Oomomo’s average price per item is closer to three dollars, since 90 per cent of the products are imported from Japan, where manufacturing is more expensive than in China (Photographs by Kayla Rocca)
Oomomo, a Tokyo-style dollar store named after the Japanese word for big peach, looks anything but cheap. Its most recent outpost, in Toronto’s Don Mills neighbourhood, is an airy, sun-lit space dotted with blond-wood display shelves. J-pop beats fill the bustling store as clusters of students and young families peruse each department—crafts, toiletries, snacks, housewares—hunting as much for novelties as for discounts. The wares themselves—pastel-coloured ceramics (tea sets, decorative bowls), Asian snacks (like Pejoy, which are inverse Pocky sticks with chocolate on the inside), and a wide array of crafting supplies (erasers shaped like sushi)—are a step up from what you’d find at an ordinary dollar store.
But “dollar store” is a bit of a misnomer. Oomomo’s average price per item is closer to three dollars, since 90 per cent of the products are imported from Japan, where manufacturing is more expensive than in China. Some items cost as much as $15. This has retail watchers wondering whether this Vancouver-based chain, which launched in the summer of 2017 and already has five Canadian outlets—it also has two in Edmonton and two more in B.C.’s Lower Mainland—will survive in Canada’s increasingly crowded discount market.
Low-cost shopping is big business. Between 2012 and 2017, sales at stores such as Giant Tiger and A Buck or Two grew at twice the national average. Through 2022, that growth will continue to outpace other retailers by as much as 50 per cent, according to management consulting firm Kantar.

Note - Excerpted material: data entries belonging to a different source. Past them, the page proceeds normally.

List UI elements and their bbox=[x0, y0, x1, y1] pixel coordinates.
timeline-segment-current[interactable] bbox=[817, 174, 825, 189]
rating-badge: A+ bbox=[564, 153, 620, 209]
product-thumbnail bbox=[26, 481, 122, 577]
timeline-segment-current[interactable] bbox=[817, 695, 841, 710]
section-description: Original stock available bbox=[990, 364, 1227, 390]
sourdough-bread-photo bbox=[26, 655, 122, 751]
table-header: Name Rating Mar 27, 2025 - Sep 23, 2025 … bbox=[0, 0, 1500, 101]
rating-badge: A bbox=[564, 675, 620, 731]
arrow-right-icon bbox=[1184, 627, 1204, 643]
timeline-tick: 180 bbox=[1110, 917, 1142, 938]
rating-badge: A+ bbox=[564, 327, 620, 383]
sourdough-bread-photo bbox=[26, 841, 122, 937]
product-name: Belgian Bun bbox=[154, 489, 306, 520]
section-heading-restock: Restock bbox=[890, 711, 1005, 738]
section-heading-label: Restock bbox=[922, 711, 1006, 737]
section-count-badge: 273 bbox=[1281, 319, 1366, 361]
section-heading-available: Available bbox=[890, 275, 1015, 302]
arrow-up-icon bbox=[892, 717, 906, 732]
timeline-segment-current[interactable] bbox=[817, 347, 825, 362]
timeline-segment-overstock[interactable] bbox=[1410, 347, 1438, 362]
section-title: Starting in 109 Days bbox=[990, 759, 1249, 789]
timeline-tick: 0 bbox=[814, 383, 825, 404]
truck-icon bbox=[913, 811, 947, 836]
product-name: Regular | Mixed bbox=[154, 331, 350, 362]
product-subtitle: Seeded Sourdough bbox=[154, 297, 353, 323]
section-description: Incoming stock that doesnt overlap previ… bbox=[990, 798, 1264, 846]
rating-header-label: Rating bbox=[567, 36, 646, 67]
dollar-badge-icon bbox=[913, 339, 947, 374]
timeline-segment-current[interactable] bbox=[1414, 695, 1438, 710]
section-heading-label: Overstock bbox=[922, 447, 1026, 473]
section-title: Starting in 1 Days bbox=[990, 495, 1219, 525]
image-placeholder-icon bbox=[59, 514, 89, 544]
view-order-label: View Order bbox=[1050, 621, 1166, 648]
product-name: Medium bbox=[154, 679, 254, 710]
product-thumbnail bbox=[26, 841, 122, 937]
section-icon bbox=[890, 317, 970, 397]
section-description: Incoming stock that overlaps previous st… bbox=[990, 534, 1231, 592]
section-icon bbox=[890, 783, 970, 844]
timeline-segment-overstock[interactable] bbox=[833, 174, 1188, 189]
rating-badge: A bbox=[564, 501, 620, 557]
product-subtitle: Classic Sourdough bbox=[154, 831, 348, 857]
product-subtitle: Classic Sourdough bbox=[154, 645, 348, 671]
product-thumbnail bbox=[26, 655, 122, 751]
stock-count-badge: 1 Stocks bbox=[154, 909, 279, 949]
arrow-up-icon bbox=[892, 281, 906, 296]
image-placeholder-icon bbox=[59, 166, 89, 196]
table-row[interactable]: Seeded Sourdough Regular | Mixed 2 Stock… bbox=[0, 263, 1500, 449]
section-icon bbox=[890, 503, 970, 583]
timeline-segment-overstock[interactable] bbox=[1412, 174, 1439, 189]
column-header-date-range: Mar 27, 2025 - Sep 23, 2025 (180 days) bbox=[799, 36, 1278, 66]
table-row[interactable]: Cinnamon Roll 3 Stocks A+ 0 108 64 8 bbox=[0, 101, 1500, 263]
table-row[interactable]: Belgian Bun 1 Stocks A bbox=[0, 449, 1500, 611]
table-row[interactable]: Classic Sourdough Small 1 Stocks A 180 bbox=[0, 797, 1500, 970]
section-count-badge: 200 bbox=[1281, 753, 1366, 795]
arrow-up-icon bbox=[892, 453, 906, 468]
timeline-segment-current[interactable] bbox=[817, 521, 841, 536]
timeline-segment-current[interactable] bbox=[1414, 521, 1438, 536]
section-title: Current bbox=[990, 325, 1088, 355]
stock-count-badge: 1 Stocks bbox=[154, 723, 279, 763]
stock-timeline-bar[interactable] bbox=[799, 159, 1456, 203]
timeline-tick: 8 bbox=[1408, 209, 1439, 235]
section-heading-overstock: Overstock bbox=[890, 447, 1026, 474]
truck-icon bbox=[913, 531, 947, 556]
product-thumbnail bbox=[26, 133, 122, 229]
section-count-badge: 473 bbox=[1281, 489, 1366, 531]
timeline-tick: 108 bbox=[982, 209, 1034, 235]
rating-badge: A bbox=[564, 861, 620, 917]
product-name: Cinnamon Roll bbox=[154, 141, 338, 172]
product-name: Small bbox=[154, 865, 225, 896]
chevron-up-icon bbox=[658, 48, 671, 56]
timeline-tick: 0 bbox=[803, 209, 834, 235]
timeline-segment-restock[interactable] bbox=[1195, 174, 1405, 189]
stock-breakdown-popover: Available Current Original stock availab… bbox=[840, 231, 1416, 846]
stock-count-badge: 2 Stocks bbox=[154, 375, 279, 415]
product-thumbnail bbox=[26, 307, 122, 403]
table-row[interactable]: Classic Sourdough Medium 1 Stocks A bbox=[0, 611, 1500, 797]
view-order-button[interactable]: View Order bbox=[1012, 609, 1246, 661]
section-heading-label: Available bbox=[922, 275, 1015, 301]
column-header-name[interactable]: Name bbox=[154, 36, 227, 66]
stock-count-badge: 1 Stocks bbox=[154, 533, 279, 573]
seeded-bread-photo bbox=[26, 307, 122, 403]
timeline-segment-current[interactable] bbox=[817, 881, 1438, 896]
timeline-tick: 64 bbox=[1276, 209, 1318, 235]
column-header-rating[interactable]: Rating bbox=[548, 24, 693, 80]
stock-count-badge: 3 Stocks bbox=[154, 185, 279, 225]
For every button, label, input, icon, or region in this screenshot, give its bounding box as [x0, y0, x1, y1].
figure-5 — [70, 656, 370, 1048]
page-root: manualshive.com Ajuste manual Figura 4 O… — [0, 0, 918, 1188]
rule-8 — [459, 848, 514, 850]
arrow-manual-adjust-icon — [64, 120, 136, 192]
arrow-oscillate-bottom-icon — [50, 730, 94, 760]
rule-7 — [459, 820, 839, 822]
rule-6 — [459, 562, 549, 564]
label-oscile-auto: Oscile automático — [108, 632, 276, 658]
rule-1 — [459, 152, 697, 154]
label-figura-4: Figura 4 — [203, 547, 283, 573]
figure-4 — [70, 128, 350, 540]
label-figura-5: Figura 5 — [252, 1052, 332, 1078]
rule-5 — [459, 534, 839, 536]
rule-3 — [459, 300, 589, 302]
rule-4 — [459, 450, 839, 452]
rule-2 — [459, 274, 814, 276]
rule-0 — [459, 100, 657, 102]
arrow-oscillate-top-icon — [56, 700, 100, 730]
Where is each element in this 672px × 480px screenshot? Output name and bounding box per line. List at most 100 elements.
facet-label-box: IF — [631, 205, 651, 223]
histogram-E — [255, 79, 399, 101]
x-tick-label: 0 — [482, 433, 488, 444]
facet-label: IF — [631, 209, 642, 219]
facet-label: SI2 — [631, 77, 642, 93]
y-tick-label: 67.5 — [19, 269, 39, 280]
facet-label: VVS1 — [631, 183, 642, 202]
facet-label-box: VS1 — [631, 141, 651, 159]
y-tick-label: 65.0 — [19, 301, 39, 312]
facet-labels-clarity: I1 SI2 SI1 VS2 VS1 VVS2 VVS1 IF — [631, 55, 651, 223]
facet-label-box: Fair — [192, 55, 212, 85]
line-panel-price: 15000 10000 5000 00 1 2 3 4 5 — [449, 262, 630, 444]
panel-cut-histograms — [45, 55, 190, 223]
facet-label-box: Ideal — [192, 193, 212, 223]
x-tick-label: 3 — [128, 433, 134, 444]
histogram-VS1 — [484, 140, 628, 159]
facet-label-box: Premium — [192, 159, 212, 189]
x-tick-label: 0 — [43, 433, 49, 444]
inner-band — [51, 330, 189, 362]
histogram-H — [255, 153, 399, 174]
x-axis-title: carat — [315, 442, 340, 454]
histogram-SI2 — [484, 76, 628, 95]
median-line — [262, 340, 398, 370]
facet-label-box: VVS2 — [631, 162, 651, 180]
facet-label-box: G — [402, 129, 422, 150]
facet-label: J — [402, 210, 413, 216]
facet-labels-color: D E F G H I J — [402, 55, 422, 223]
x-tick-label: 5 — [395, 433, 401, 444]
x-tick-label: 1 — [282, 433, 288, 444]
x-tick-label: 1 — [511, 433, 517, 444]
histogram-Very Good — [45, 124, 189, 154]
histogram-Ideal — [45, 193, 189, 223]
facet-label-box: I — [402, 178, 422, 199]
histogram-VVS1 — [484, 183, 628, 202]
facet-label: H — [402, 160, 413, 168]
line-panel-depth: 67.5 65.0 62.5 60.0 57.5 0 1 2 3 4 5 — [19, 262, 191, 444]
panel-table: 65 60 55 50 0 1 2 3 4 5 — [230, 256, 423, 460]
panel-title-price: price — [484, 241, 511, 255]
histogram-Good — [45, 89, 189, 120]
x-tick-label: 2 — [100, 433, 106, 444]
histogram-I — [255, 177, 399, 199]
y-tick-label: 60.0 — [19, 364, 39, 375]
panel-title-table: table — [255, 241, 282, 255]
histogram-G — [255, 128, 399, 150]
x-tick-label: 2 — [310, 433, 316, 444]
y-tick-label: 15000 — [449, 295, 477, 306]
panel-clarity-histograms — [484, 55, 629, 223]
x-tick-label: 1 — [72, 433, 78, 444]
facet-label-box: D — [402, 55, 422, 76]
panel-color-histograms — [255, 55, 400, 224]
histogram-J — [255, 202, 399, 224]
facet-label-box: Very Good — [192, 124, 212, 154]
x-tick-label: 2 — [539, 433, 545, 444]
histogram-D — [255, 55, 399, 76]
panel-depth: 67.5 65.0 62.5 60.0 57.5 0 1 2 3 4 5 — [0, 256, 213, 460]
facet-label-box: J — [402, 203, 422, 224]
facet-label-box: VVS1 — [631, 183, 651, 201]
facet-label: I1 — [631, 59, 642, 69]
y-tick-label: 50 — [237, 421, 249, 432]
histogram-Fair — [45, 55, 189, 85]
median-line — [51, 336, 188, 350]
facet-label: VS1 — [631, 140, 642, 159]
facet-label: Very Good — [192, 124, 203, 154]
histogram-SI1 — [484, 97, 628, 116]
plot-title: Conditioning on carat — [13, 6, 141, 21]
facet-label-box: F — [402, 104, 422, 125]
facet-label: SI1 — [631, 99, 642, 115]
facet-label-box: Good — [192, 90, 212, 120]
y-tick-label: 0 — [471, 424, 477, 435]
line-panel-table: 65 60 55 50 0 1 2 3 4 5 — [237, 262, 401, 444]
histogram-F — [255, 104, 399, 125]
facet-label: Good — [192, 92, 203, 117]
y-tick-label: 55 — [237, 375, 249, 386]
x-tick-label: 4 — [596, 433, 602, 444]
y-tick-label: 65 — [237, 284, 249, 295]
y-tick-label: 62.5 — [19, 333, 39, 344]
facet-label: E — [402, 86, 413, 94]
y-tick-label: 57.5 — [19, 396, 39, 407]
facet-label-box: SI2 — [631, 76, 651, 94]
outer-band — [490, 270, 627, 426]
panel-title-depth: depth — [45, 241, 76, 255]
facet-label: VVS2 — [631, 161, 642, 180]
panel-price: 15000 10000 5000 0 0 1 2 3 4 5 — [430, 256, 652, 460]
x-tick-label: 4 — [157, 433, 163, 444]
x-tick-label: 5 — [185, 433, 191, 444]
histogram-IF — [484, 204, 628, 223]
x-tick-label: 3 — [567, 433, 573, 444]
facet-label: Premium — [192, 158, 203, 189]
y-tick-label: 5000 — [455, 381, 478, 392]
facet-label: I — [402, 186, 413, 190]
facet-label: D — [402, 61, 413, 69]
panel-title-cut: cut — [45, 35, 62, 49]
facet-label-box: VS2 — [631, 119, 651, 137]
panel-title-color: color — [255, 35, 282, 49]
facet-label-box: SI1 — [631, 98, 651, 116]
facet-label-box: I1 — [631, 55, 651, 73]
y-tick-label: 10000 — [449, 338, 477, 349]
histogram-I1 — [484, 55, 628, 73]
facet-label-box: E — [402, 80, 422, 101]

But it’s highly competitive and increasingly international. Canada’s largest homegrown dollar store, Dollarama, plans to open 60 to 70 stores per year, to take their count from 1,203 today to 1,700 by 2027.
At the same time, China-based Miniso plans to expand its 50 Canadian locations to 500 stores in the coming years, and U.S.-based Dollar Tree is considering quadrupling its 220 locations to close to 1,000.
That makes Oomomo, which wants to expand to 30 stores by 2022, seem almost timid. But it’s bucking the conventional approach of opening as many shops as possible and using that scale to keep prices low and drive market share. Instead, it’s carving out a specific niche. It wants to be a destination discount store, appealing to consumers with its stable of Japanese items that aren’t available anywhere else.
That could be its secret weapon. “Culturally, Canadians are very accepting of diverse brands from around the world,” says Daniel Baer, an FCPA and partner at EY who specializes in retail. “And when a retailer can focus in on a specific marketplace and specific demographics, with specific products, it can do very well.” The go-slow approach may help, too, he adds: “It’s always good when a retailer takes the time to make the best decisions. We’ve seen a lot of high-profile entrants and expansions over the past few years. But not all of them have been successful.”
Because Oomomo is privately owned, there are no financials available. There are, however, other indicators that consumers are buying. When the Toronto store opened in December 2018, there were long lines snaking out the door—not something you’d see at a typical dollar store opening.
BIG IN JAPAN
Here's what they're lining up for at Oomomo
It’s hard to make tofu exciting for kids, but the Tofu Decostamp allows young ones to stamp cute faces into their soy protein before it’s tossed into a stir-fry. $3 for four stamps.
Sakura ceramics are painted with delicate cherry blossoms—perfect for serving Japanese green-tea cookies and other little confections. $1 to $5 each.
Oomomo’s line of beauty products includes $1 DIY face masks with aloe, rice or rose extracts, and $5 “hair mascara” wands that give locks streaks of temporary colour.
The snack options are truly special, including matcha-flavoured Kit Kats for $2 and Striking Popping candy (50 cents per pack)—mouth-puckeringly sour confections that, like Pop Rocks, sizzle when they touch your tongue.